Edinburgh World Heritage - News Article

 

Gardner's Crescent hopes to bloom again

An EWH grant is helping the Friends of Gardner’s Crescent restore a community garden.


May 31, 2011

The garden is situated at the centre of the historical crescent between one of Edinburgh’s finest Georgian terraces and Rosebank Cottages and Rosemout buildings, notable examples of 19th century model housing. Laid out in 1822, it has long provided an oasis of calm amidst the hustle of the surrounding business district.

The Friends of Gardner’s Crescent were formed in July 2006, following work to power cables underneath the garden. Scottish Power committed to significant remedial work, but the Friends decided to be more ambitious and try to restore the authenticity and character of the original design.

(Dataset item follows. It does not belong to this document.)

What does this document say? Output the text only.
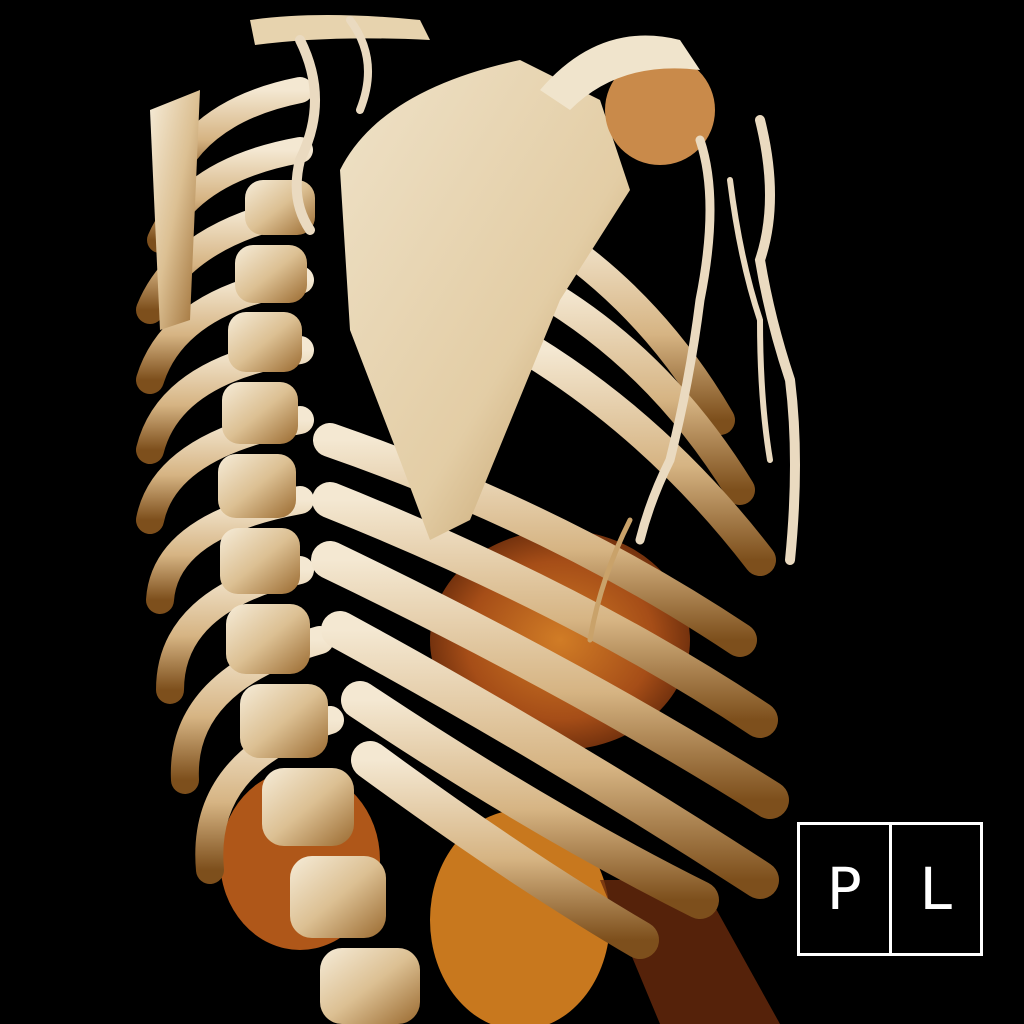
P L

Now with backing from Edinburgh World Heritage, Scottish Power, Miller Homes and the City of Edinburgh Council, the gardens are gradually being transformed.

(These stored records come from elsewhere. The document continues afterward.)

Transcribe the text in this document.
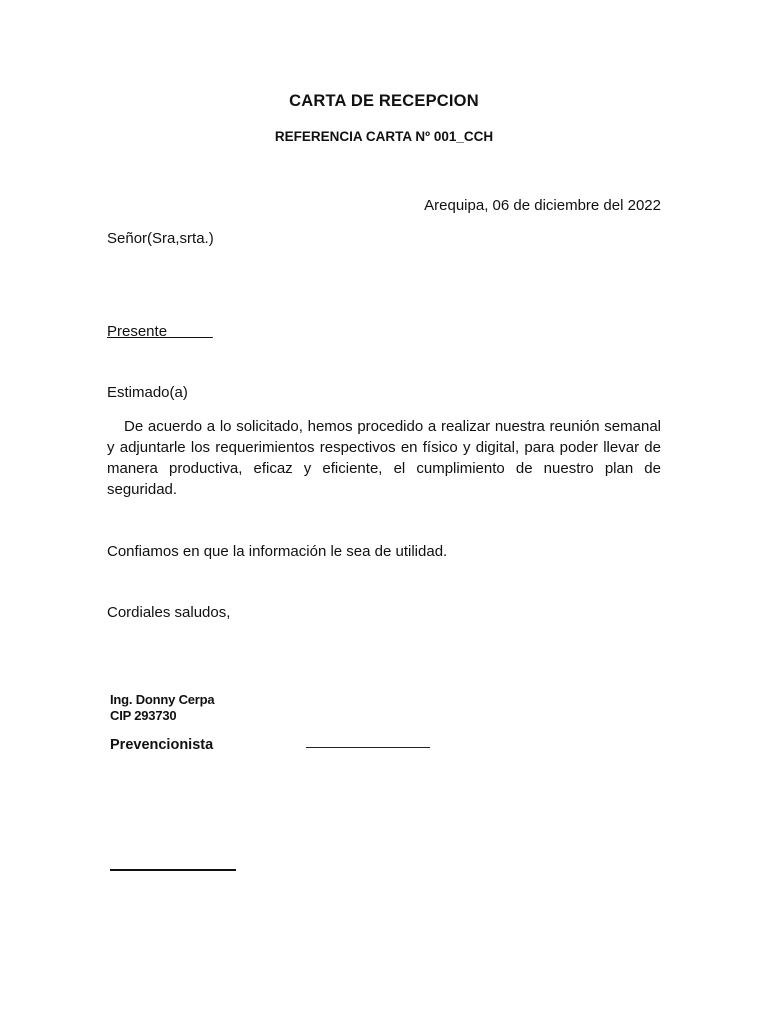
CARTA DE RECEPCION
REFERENCIA CARTA Nº 001_CCH
Arequipa, 06 de diciembre del 2022
Señor(Sra,srta.)
Presente
Estimado(a)

De acuerdo a lo solicitado, hemos procedido a realizar nuestra reunión semanal y adjuntarle los requerimientos respectivos en físico y digital, para poder llevar de manera productiva, eficaz y eficiente, el cumplimiento de nuestro plan de seguridad.

Confiamos en que la información le sea de utilidad.
Cordiales saludos,
Ing. Donny Cerpa
CIP 293730
Prevencionista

The objective is to erect new railings and gateways based on remnants of the originals, along with landscaping, the planting of trees, shrubs and flowers, new lighting and the installation of park benches and refuse receptacles.

Another key element will be the replacement of the footpath connecting the two gateway openings with more appropriate paving of a narrower width in keeping with the scale, character and use of the garden.   The blossoms of the flowering cherry trees are an attractive and important feature of the spring garden.

The Friends of Gardner’s Crescent are still fundraising and If you would like to donate please contact EWH.

History
A feuing plan of 1822 shows the original design for the garden: a symmetrically placed circular lawn, echoing the shape of the crescent itself.    A less formal arrangement with pathways and corner flower beds seems to have prevailed.  The garden was once surrounded by cast iron railings but these were removed from the garden's retaining wall to help the Second World War effort and were not replaced.   A remnant of the original railings is situated at the south end of the garden and has provided valuable guidance for the restoration plans.